The researchers identified adults aged 18 years or older in Sweden with chronic hepatitis B or hepatitis C inflection who began taking low-dose aspirin (≤160 mg) between July 1, 2005, and December 31, 2013. The number of the eligible study population was 50,275, including 14,205 aspirin users and 36,070 nonusers. The data was collected from the Cancer and Cause of Death Register.
The results of the study showed that:
- for a median of 7.9 years follow-up, the estimated cumulative incidence of hepatocellular carcinoma among aspirin users was much lower than that for nonusers (4.0% vs. 8.3%).
- the adjusted hazard ratio for aspirin users decreased with an increasing period of aspirin use. The adjusted hazard ratio was 0.90 for 1 to less than 3 years of use, while the figure decreased to 0.57 for 5 or more years of use, as compared with short term use of 3 months to less than 1 year.
- ten-year liver-related mortality for aspirin users was lower than that for nonusers (11.0% vs. 17.9%).
- ten-year risk of gastrointestinal bleeding showed no significant difference between aspirin users and nonusers.

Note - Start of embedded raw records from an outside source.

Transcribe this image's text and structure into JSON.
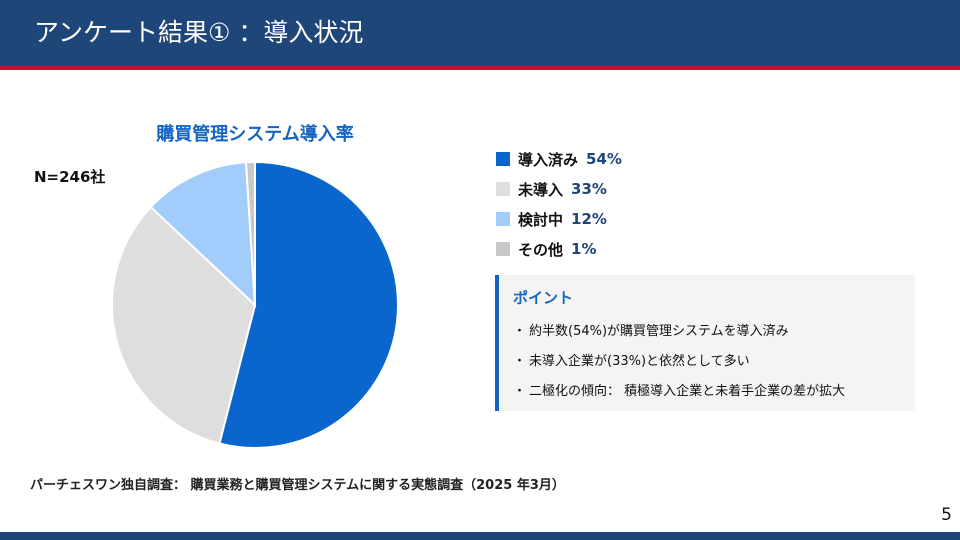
{
  "header": {
    "title": "アンケート結果① ：導入状況",
    "colors": {
      "background": "#1f4679",
      "stripe": "#c8102e"
    }
  },
  "chart_data": {
    "type": "pie",
    "title": "購買管理システム導入率",
    "sample_size": "N=246社",
    "categories": [
      "導入済み",
      "未導入",
      "検討中",
      "その他"
    ],
    "values": [
      54,
      33,
      12,
      1
    ],
    "value_labels": [
      "54%",
      "33%",
      "12%",
      "1%"
    ],
    "colors": [
      "#0a66cc",
      "#dedede",
      "#a2cdfb",
      "#c8c8c8"
    ],
    "legend_position": "right"
  },
  "points": {
    "title": "ポイント",
    "bullet": "・",
    "items": [
      "約半数(54%)が購買管理システムを導入済み",
      "未導入企業が(33%)と依然として多い",
      "二極化の傾向： 積極導入企業と未着手企業の差が拡大"
    ]
  },
  "footnote": "パーチェスワン独自調査： 購買業務と購買管理システムに関する実態調査（2025 年3月）",
  "page_number": "5"
}
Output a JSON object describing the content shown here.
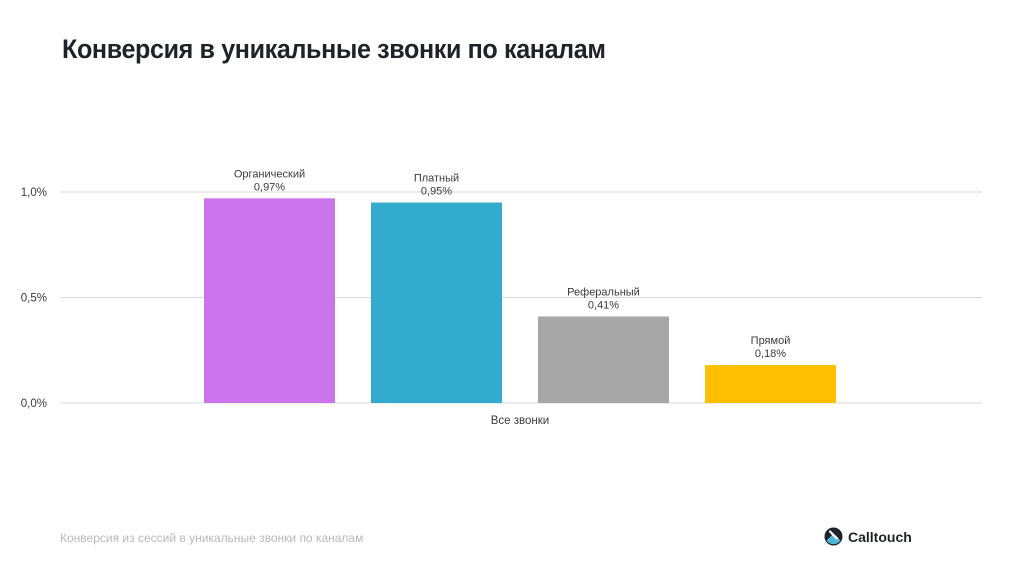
{
  "title": "Конверсия в уникальные звонки по каналам",
  "footer_note": "Конверсия из сессий в уникальные звонки по каналам",
  "brand": "Calltouch",
  "chart_data": {
    "type": "bar",
    "categories": [
      "Все звонки"
    ],
    "series": [
      {
        "name": "Органический",
        "value_label": "0,97%",
        "values": [
          0.97
        ],
        "color": "#cb75ec"
      },
      {
        "name": "Платный",
        "value_label": "0,95%",
        "values": [
          0.95
        ],
        "color": "#32abcc"
      },
      {
        "name": "Реферальный",
        "value_label": "0,41%",
        "values": [
          0.41
        ],
        "color": "#a7a7a7"
      },
      {
        "name": "Прямой",
        "value_label": "0,18%",
        "values": [
          0.18
        ],
        "color": "#fec000"
      }
    ],
    "yticks": [
      {
        "value": 0,
        "label": "0,0%"
      },
      {
        "value": 0.5,
        "label": "0,5%"
      },
      {
        "value": 1.0,
        "label": "1,0%"
      }
    ],
    "ylim": [
      0,
      1.0
    ],
    "grid": true,
    "legend": "none"
  }
}
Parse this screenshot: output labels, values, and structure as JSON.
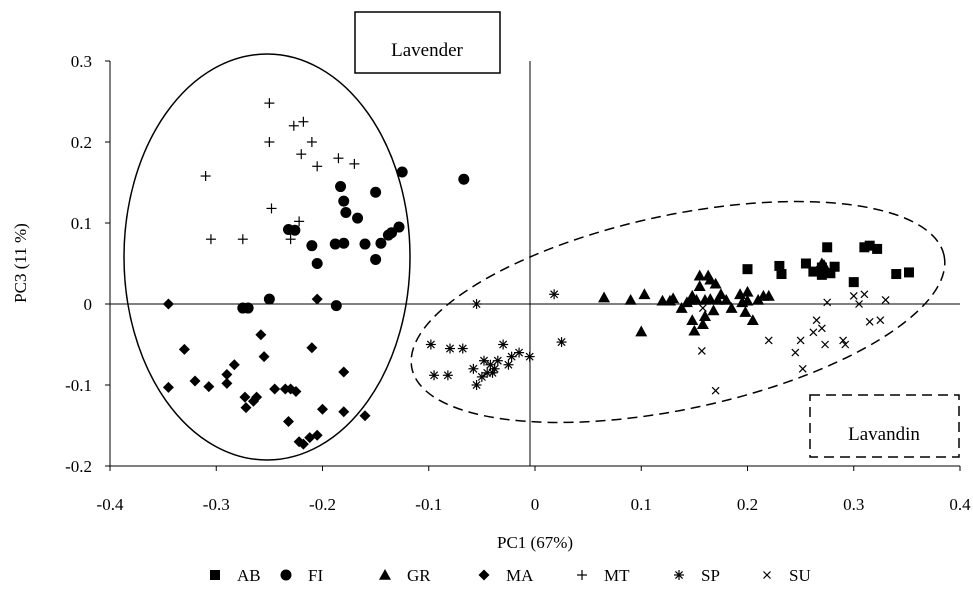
{
  "chart_data": {
    "type": "scatter",
    "title": "",
    "xlabel": "PC1 (67%)",
    "ylabel": "PC3 (11 %)",
    "xlim": [
      -0.4,
      0.4
    ],
    "ylim": [
      -0.2,
      0.3
    ],
    "x_ticks": [
      "-0.4",
      "-0.3",
      "-0.2",
      "-0.1",
      "0",
      "0.1",
      "0.2",
      "0.3",
      "0.4"
    ],
    "x_tick_values": [
      -0.4,
      -0.3,
      -0.2,
      -0.1,
      0,
      0.1,
      0.2,
      0.3,
      0.4
    ],
    "y_ticks": [
      "0.3",
      "0.2",
      "0.1",
      "0",
      "-0.1",
      "-0.2"
    ],
    "y_tick_values": [
      0.3,
      0.2,
      0.1,
      0,
      -0.1,
      -0.2
    ],
    "grid": false,
    "legend_position": "bottom",
    "group_labels": [
      "Lavender",
      "Lavandin"
    ],
    "series": [
      {
        "name": "AB",
        "marker": "square",
        "points": [
          [
            0.2,
            0.043
          ],
          [
            0.23,
            0.047
          ],
          [
            0.232,
            0.037
          ],
          [
            0.255,
            0.05
          ],
          [
            0.262,
            0.04
          ],
          [
            0.27,
            0.036
          ],
          [
            0.27,
            0.045
          ],
          [
            0.275,
            0.07
          ],
          [
            0.278,
            0.038
          ],
          [
            0.282,
            0.046
          ],
          [
            0.3,
            0.027
          ],
          [
            0.31,
            0.07
          ],
          [
            0.315,
            0.072
          ],
          [
            0.322,
            0.068
          ],
          [
            0.34,
            0.037
          ],
          [
            0.352,
            0.039
          ]
        ]
      },
      {
        "name": "FI",
        "marker": "circle",
        "points": [
          [
            -0.125,
            0.163
          ],
          [
            -0.067,
            0.154
          ],
          [
            -0.183,
            0.145
          ],
          [
            -0.15,
            0.138
          ],
          [
            -0.18,
            0.127
          ],
          [
            -0.167,
            0.106
          ],
          [
            -0.178,
            0.113
          ],
          [
            -0.128,
            0.095
          ],
          [
            -0.232,
            0.092
          ],
          [
            -0.226,
            0.091
          ],
          [
            -0.135,
            0.088
          ],
          [
            -0.138,
            0.085
          ],
          [
            -0.188,
            0.074
          ],
          [
            -0.18,
            0.075
          ],
          [
            -0.16,
            0.074
          ],
          [
            -0.145,
            0.075
          ],
          [
            -0.21,
            0.072
          ],
          [
            -0.15,
            0.055
          ],
          [
            -0.205,
            0.05
          ],
          [
            -0.25,
            0.006
          ],
          [
            -0.187,
            -0.002
          ],
          [
            -0.275,
            -0.005
          ],
          [
            -0.27,
            -0.005
          ]
        ]
      },
      {
        "name": "GR",
        "marker": "triangle",
        "points": [
          [
            0.065,
            0.008
          ],
          [
            0.09,
            0.005
          ],
          [
            0.103,
            0.012
          ],
          [
            0.1,
            -0.034
          ],
          [
            0.12,
            0.004
          ],
          [
            0.127,
            0.004
          ],
          [
            0.13,
            0.007
          ],
          [
            0.138,
            -0.005
          ],
          [
            0.143,
            0.002
          ],
          [
            0.147,
            0.005
          ],
          [
            0.148,
            0.01
          ],
          [
            0.148,
            -0.02
          ],
          [
            0.15,
            -0.033
          ],
          [
            0.152,
            0.005
          ],
          [
            0.155,
            0.035
          ],
          [
            0.155,
            0.022
          ],
          [
            0.158,
            -0.025
          ],
          [
            0.16,
            0.005
          ],
          [
            0.16,
            -0.015
          ],
          [
            0.163,
            0.035
          ],
          [
            0.165,
            0.03
          ],
          [
            0.165,
            0.006
          ],
          [
            0.168,
            -0.008
          ],
          [
            0.17,
            0.025
          ],
          [
            0.172,
            0.005
          ],
          [
            0.175,
            0.012
          ],
          [
            0.18,
            0.005
          ],
          [
            0.185,
            -0.005
          ],
          [
            0.193,
            0.012
          ],
          [
            0.195,
            0.002
          ],
          [
            0.198,
            -0.01
          ],
          [
            0.2,
            0.015
          ],
          [
            0.2,
            0.004
          ],
          [
            0.205,
            -0.02
          ],
          [
            0.21,
            0.005
          ],
          [
            0.215,
            0.01
          ],
          [
            0.22,
            0.01
          ],
          [
            0.27,
            0.05
          ],
          [
            0.272,
            0.048
          ],
          [
            0.265,
            0.04
          ]
        ]
      },
      {
        "name": "MA",
        "marker": "diamond",
        "points": [
          [
            -0.345,
            0.0
          ],
          [
            -0.33,
            -0.056
          ],
          [
            -0.345,
            -0.103
          ],
          [
            -0.32,
            -0.095
          ],
          [
            -0.307,
            -0.102
          ],
          [
            -0.29,
            -0.087
          ],
          [
            -0.29,
            -0.098
          ],
          [
            -0.283,
            -0.075
          ],
          [
            -0.273,
            -0.115
          ],
          [
            -0.272,
            -0.128
          ],
          [
            -0.265,
            -0.12
          ],
          [
            -0.262,
            -0.115
          ],
          [
            -0.258,
            -0.038
          ],
          [
            -0.255,
            -0.065
          ],
          [
            -0.245,
            -0.105
          ],
          [
            -0.235,
            -0.105
          ],
          [
            -0.23,
            -0.105
          ],
          [
            -0.225,
            -0.108
          ],
          [
            -0.232,
            -0.145
          ],
          [
            -0.222,
            -0.17
          ],
          [
            -0.218,
            -0.173
          ],
          [
            -0.212,
            -0.165
          ],
          [
            -0.205,
            -0.162
          ],
          [
            -0.2,
            -0.13
          ],
          [
            -0.21,
            -0.054
          ],
          [
            -0.205,
            0.006
          ],
          [
            -0.18,
            -0.084
          ],
          [
            -0.18,
            -0.133
          ],
          [
            -0.16,
            -0.138
          ]
        ]
      },
      {
        "name": "MT",
        "marker": "plus",
        "points": [
          [
            -0.25,
            0.248
          ],
          [
            -0.218,
            0.225
          ],
          [
            -0.227,
            0.22
          ],
          [
            -0.21,
            0.2
          ],
          [
            -0.25,
            0.2
          ],
          [
            -0.205,
            0.17
          ],
          [
            -0.22,
            0.185
          ],
          [
            -0.185,
            0.18
          ],
          [
            -0.17,
            0.173
          ],
          [
            -0.31,
            0.158
          ],
          [
            -0.248,
            0.118
          ],
          [
            -0.222,
            0.102
          ],
          [
            -0.305,
            0.08
          ],
          [
            -0.275,
            0.08
          ],
          [
            -0.23,
            0.08
          ]
        ]
      },
      {
        "name": "SP",
        "marker": "asterisk",
        "points": [
          [
            -0.098,
            -0.05
          ],
          [
            -0.095,
            -0.088
          ],
          [
            -0.082,
            -0.088
          ],
          [
            -0.08,
            -0.055
          ],
          [
            -0.068,
            -0.055
          ],
          [
            -0.058,
            -0.08
          ],
          [
            -0.055,
            -0.1
          ],
          [
            -0.05,
            -0.09
          ],
          [
            -0.048,
            -0.07
          ],
          [
            -0.045,
            -0.085
          ],
          [
            -0.042,
            -0.075
          ],
          [
            -0.04,
            -0.085
          ],
          [
            -0.038,
            -0.08
          ],
          [
            -0.035,
            -0.07
          ],
          [
            -0.03,
            -0.05
          ],
          [
            -0.025,
            -0.075
          ],
          [
            -0.022,
            -0.065
          ],
          [
            -0.015,
            -0.06
          ],
          [
            -0.005,
            -0.065
          ],
          [
            -0.055,
            0.0
          ],
          [
            0.018,
            0.012
          ],
          [
            0.025,
            -0.047
          ]
        ]
      },
      {
        "name": "SU",
        "marker": "cross",
        "points": [
          [
            0.158,
            -0.005
          ],
          [
            0.157,
            -0.058
          ],
          [
            0.17,
            -0.107
          ],
          [
            0.22,
            -0.045
          ],
          [
            0.245,
            -0.06
          ],
          [
            0.25,
            -0.045
          ],
          [
            0.252,
            -0.08
          ],
          [
            0.262,
            -0.035
          ],
          [
            0.265,
            -0.02
          ],
          [
            0.27,
            -0.03
          ],
          [
            0.273,
            -0.05
          ],
          [
            0.275,
            0.002
          ],
          [
            0.29,
            -0.045
          ],
          [
            0.292,
            -0.05
          ],
          [
            0.3,
            0.01
          ],
          [
            0.305,
            0.0
          ],
          [
            0.31,
            0.012
          ],
          [
            0.315,
            -0.022
          ],
          [
            0.325,
            -0.02
          ],
          [
            0.33,
            0.005
          ]
        ]
      }
    ]
  },
  "colors": {
    "marker": "#000000",
    "background": "#ffffff"
  },
  "legend_items": [
    {
      "label": "AB",
      "icon": "square-icon"
    },
    {
      "label": "FI",
      "icon": "circle-icon"
    },
    {
      "label": "GR",
      "icon": "triangle-icon"
    },
    {
      "label": "MA",
      "icon": "diamond-icon"
    },
    {
      "label": "MT",
      "icon": "plus-icon"
    },
    {
      "label": "SP",
      "icon": "asterisk-icon"
    },
    {
      "label": "SU",
      "icon": "cross-icon"
    }
  ]
}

Potential gastrointestinal bleeding is always a concern for liver cancer patients when deciding to use aspirin for health enhancement. The results suggest that low-dose aspirin use is safe for reducing liver cancer and liver-related death, which could be good news for liver cancer patients.
This study provides an insight into the potential use of low-dose aspirin in lowering the mortality of liver cancer. Further clinical research is needed to confirm the effects of low-dose aspirin on the mortality of liver cancer patients.